A decade on from its formation, the Paris Agreement has spurred global change, as more countries than ever have committed to a wide range of climate targets. The transition from fossil fuels to renewable alternatives is underway, investment in cleantech has risen dramatically, and the uptake of electric vehicles (EVs) is growing year on year. This has resulted in a number of achievements in line with Paris Agreement targets. 

However, despite the progress so far, most signatories are still falling short on their climate targets, as the world continues to heat up and many countries still rely heavily on fossil fuels for heating and power. 

Slowing Global Warming

In 2015, the world was on track for a temperature rise of around 4°C by 2100. 

The International Energy Agency has repeatedly warned that the world is not on track to limit global heating to 1.5°C, and it will be unable to reach this target if it continues to pursue new fossil fuel exploration. 

Despite not slowing the temperature rise to the intended target, current projections for global warming stand at between 2.3°C and 2.8°C, demonstrating that global efforts to decarbonize and to shift to renewable energy have had a significant impact. Nevertheless, as warned by climate scientists, exceeding the 1.5°C global warming limit could trigger multiple climate tipping points.

Renewable Energy Uptake

The world’s renewable energy capacity has grown at an accelerated pace over the last decade, particularly in certain areas of the world, such as China, Brazil, the United States, and the European Union. 

In 2024, low-carbon sources – renewables and nuclear – contributed 40.9% of the world’s electricity generation, overtaking the 40% mark for the first time since the 1940s, according to data from global energy think tank Ember.

However, to stay on track to meet the 11.2 TW target established in the COP28 climate summit by 2030, the world would need to add 1,122 GW of capacity a year from 2025. This means that despite the significant growth seen in global renewable energy capacity in recent years, we are still falling behind on key targets. 

Electric Vehicle Uptake

In addition to country-level achievements, there has been a significant cultural shift in many parts of the world, with consumers increasingly transitioning from internal combustion engine (ICE) vehicles to electric vehicles (EVs). This has often been supported by national and local policies, with several cities introducing bans on ICE vehicles and many governments providing financial incentives to support EV uptake. 

In 2024, electric car sales exceeded 17 million worldwide, marking an increase of over 25% from the previous year. China dominates the market, recording over 11 million EV sales last year. 

However, the scrapping of financial incentives for consumers in some countries, as well as an underinvestment in EV charging infrastructure in much of the world, means that EV uptake has been increasing at a slower rate than previously anticipated. Consumer concerns around range, charging time, and the cost of EVs have exacerbated this trend. 

The Lack of Contribution by Wealthy States

When signing the Paris Agreement, the intention that richer countries would commit more to achieving global climate goals was made clear. Wealthy industrialized countries were expected to financially support developing countries to decarbonize and develop their renewable energy capacity. 

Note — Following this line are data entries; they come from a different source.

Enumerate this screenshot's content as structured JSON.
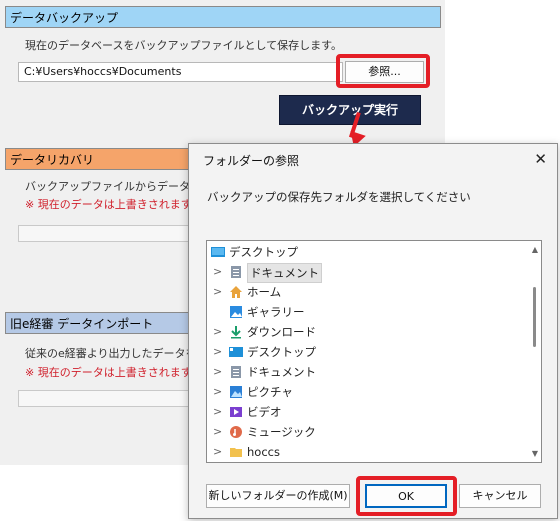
{
  "backup": {
    "title": "データバックアップ",
    "description": "現在のデータベースをバックアップファイルとして保存します。",
    "path": "C:¥Users¥hoccs¥Documents",
    "browse_label": "参照...",
    "execute_label": "バックアップ実行"
  },
  "recovery": {
    "title": "データリカバリ",
    "description": "バックアップファイルからデータを復元",
    "warning": "※ 現在のデータは上書きされます。"
  },
  "import": {
    "title": "旧e経審 データインポート",
    "description": "従来のe経審より出力したデータを",
    "warning": "※ 現在のデータは上書きされます。"
  },
  "dialog": {
    "title": "フォルダーの参照",
    "close_label": "✕",
    "message": "バックアップの保存先フォルダを選択してください",
    "root_label": "デスクトップ",
    "items": [
      {
        "label": "ドキュメント",
        "icon": "document-icon",
        "selected": true
      },
      {
        "label": "ホーム",
        "icon": "home-icon"
      },
      {
        "label": "ギャラリー",
        "icon": "gallery-icon"
      },
      {
        "label": "ダウンロード",
        "icon": "download-icon"
      },
      {
        "label": "デスクトップ",
        "icon": "desktop-icon"
      },
      {
        "label": "ドキュメント",
        "icon": "document-icon"
      },
      {
        "label": "ピクチャ",
        "icon": "pictures-icon"
      },
      {
        "label": "ビデオ",
        "icon": "video-icon"
      },
      {
        "label": "ミュージック",
        "icon": "music-icon"
      },
      {
        "label": "hoccs",
        "icon": "folder-icon"
      }
    ],
    "new_folder_label": "新しいフォルダーの作成(M)",
    "ok_label": "OK",
    "cancel_label": "キャンセル"
  },
  "colors": {
    "backup_header": "#9fd5f6",
    "recovery_header": "#f5a46a",
    "import_header": "#b5c9e6",
    "highlight": "#e41e26",
    "execute_button": "#1d2a4d"
  }
}
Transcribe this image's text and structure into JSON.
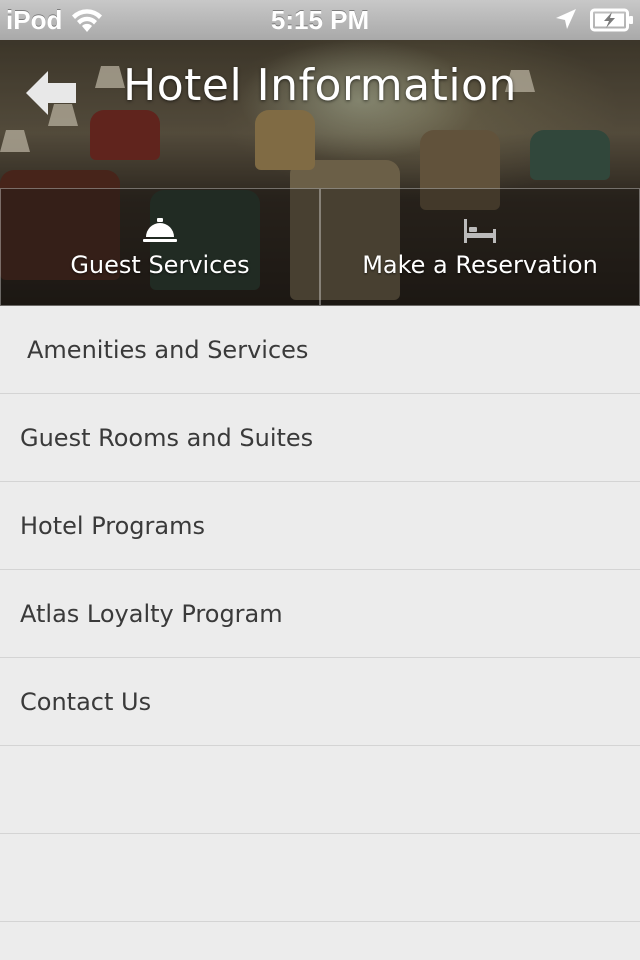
{
  "status_bar": {
    "carrier": "iPod",
    "time": "5:15 PM"
  },
  "header": {
    "title": "Hotel Information",
    "back_icon": "back-arrow-icon"
  },
  "actions": [
    {
      "label": "Guest Services",
      "icon": "service-bell-icon"
    },
    {
      "label": "Make a Reservation",
      "icon": "bed-icon"
    }
  ],
  "menu": {
    "items": [
      {
        "label": "Amenities and Services"
      },
      {
        "label": "Guest Rooms and Suites"
      },
      {
        "label": "Hotel Programs"
      },
      {
        "label": "Atlas Loyalty Program"
      },
      {
        "label": "Contact Us"
      },
      {
        "label": ""
      },
      {
        "label": ""
      }
    ]
  }
}
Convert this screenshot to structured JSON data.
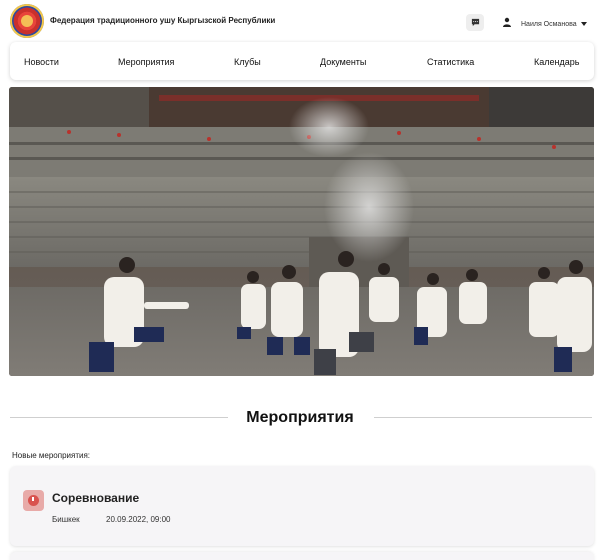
{
  "header": {
    "org_name": "Федерация традиционного ушу Кыргызской Республики",
    "user_name": "Наиля Османова"
  },
  "nav": {
    "items": [
      {
        "label": "Новости"
      },
      {
        "label": "Мероприятия"
      },
      {
        "label": "Клубы"
      },
      {
        "label": "Документы"
      },
      {
        "label": "Статистика"
      },
      {
        "label": "Календарь"
      }
    ]
  },
  "hero": {
    "image": "tai-chi-practitioners-temple-courtyard"
  },
  "section": {
    "title": "Мероприятия",
    "subtitle": "Новые мероприятия:"
  },
  "events": [
    {
      "title": "Соревнование",
      "city": "Бишкек",
      "datetime": "20.09.2022, 09:00",
      "icon": "clock-icon",
      "icon_color": "#d9534f"
    }
  ],
  "colors": {
    "card_bg": "#f6f5f7",
    "icon_bg": "#e8aaa8",
    "accent": "#d9534f"
  }
}
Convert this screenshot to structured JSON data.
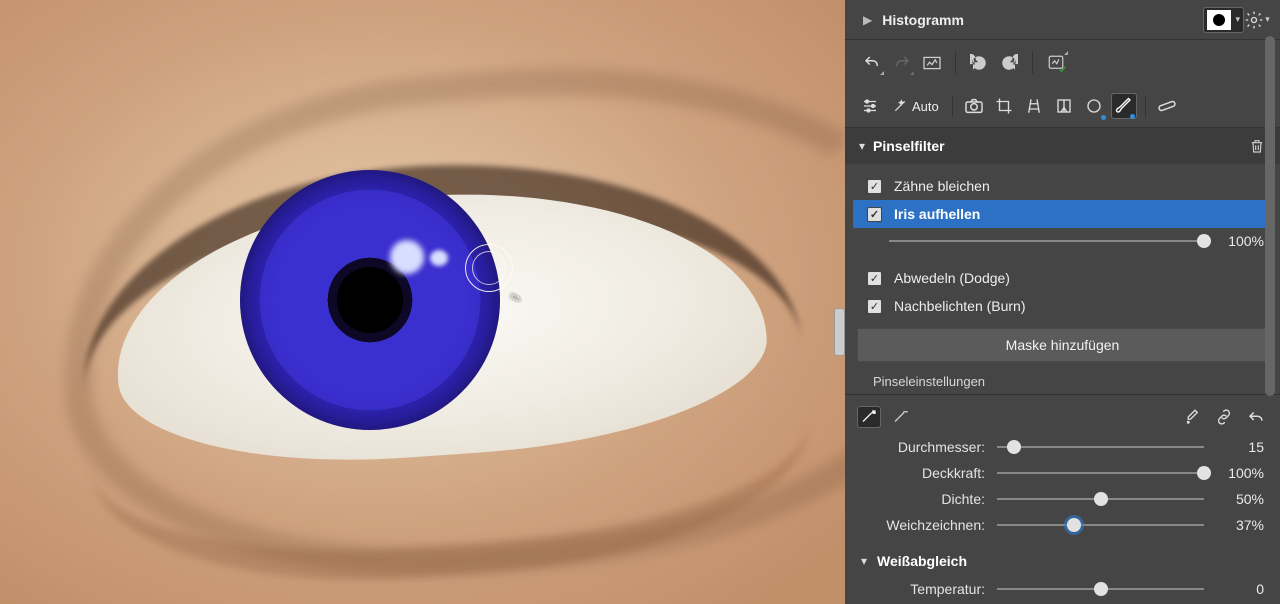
{
  "topbar": {
    "histogram_label": "Histogramm"
  },
  "toolbar2": {
    "auto_label": "Auto"
  },
  "section": {
    "title": "Pinselfilter",
    "filters": {
      "teeth": {
        "label": "Zähne bleichen",
        "checked": true
      },
      "iris": {
        "label": "Iris aufhellen",
        "checked": true,
        "value": "100%",
        "slider_pct": 100
      },
      "dodge": {
        "label": "Abwedeln (Dodge)",
        "checked": true
      },
      "burn": {
        "label": "Nachbelichten (Burn)",
        "checked": true
      }
    },
    "add_mask_label": "Maske hinzufügen"
  },
  "brush": {
    "heading": "Pinseleinstellungen",
    "diameter_label": "Durchmesser:",
    "diameter_value": "15",
    "diameter_pct": 8,
    "opacity_label": "Deckkraft:",
    "opacity_value": "100%",
    "opacity_pct": 100,
    "density_label": "Dichte:",
    "density_value": "50%",
    "density_pct": 50,
    "feather_label": "Weichzeichnen:",
    "feather_value": "37%",
    "feather_pct": 37
  },
  "wb": {
    "title": "Weißabgleich",
    "temp_label": "Temperatur:",
    "temp_value": "0",
    "temp_pct": 50
  }
}
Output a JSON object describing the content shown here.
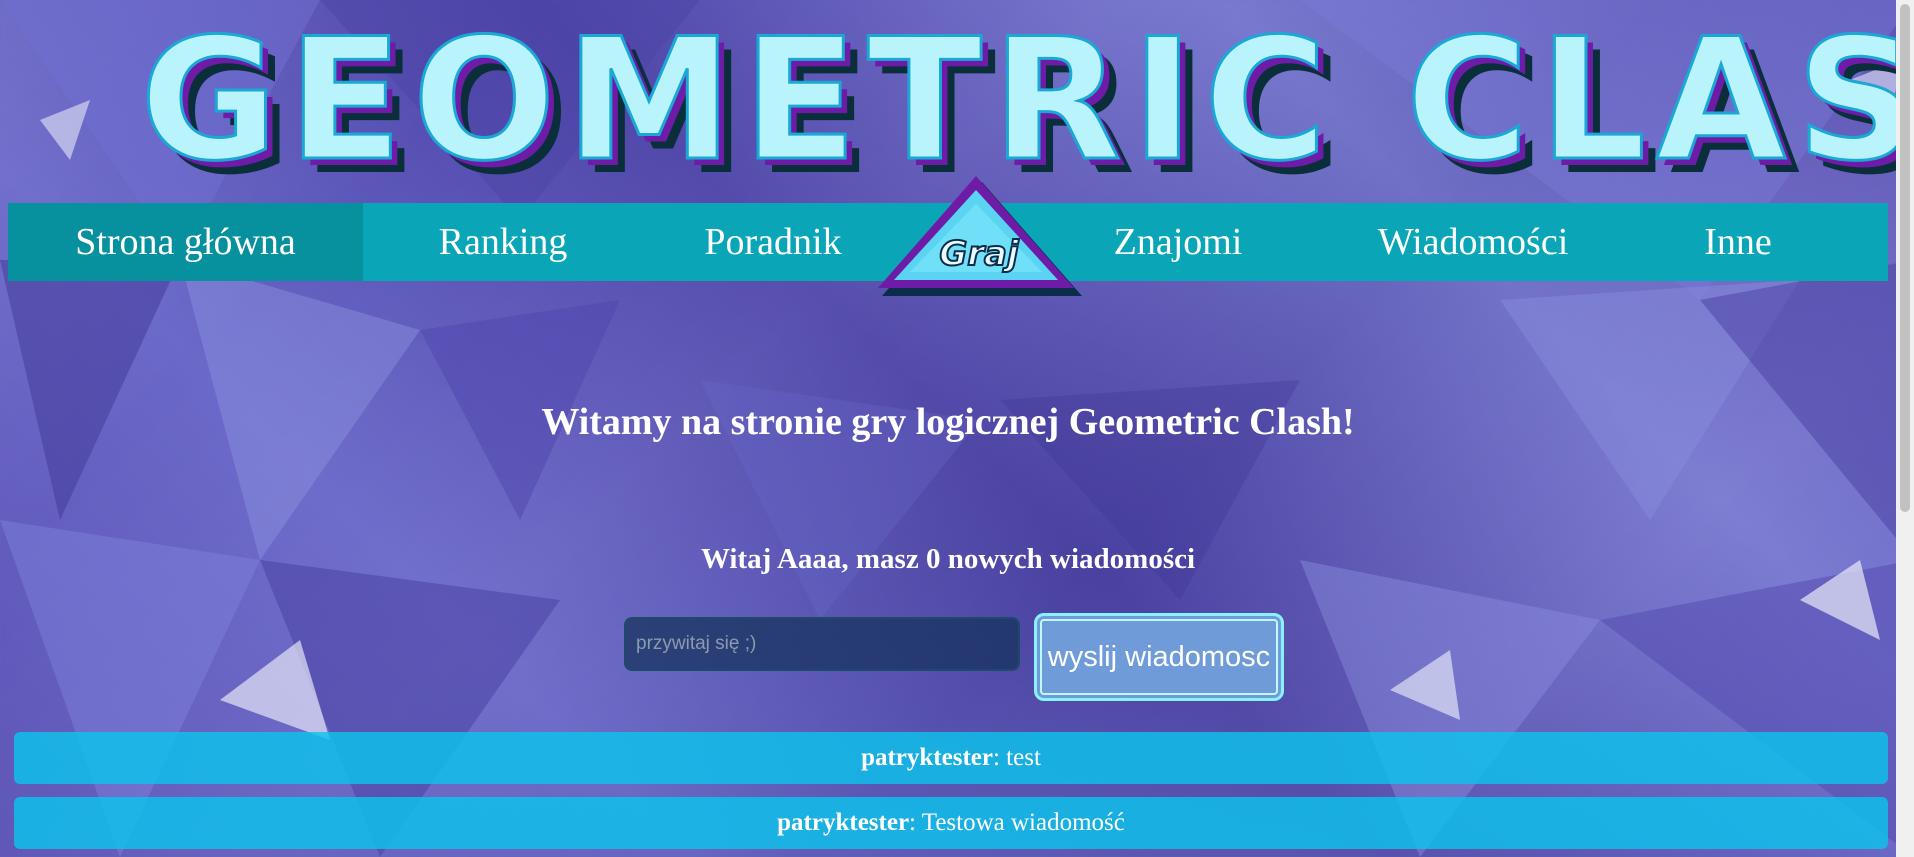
{
  "logo": {
    "text": "GEOMETRIC CLASH"
  },
  "nav": {
    "items": [
      {
        "label": "Strona główna",
        "active": true
      },
      {
        "label": "Ranking"
      },
      {
        "label": "Poradnik"
      },
      {
        "label": "Znajomi"
      },
      {
        "label": "Wiadomości"
      },
      {
        "label": "Inne"
      }
    ],
    "play": {
      "label": "Graj",
      "icon": "triangle-icon"
    }
  },
  "main": {
    "welcome": "Witamy na stronie gry logicznej Geometric Clash!",
    "greeting": "Witaj Aaaa, masz 0 nowych wiadomości"
  },
  "form": {
    "input_placeholder": "przywitaj się ;)",
    "input_value": "",
    "send_label": "wyslij wiadomosc"
  },
  "messages": [
    {
      "author": "patryktester",
      "text": ": test"
    },
    {
      "author": "patryktester",
      "text": ": Testowa wiadomość"
    }
  ],
  "colors": {
    "nav": "#0aa6b8",
    "nav_active": "#07909e",
    "message_bg": "#0cc3eb",
    "button": "#6f9cd8",
    "background": "#5b52b6"
  }
}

In 2024, countries worldwide agreed that a total of $1.3 trillion would be required each year by 2035 to help developing countries address climate harms, including $300 billion a year in public financing from rich countries. However, this funding support has yet to be seen

While significant progress has been made towards achieving several of the goals set out in the Paris Agreement, governments worldwide must act at a more accelerated pace to achieve their climate pledges and meet more of the targets set out in the agreement to help tackle climate change.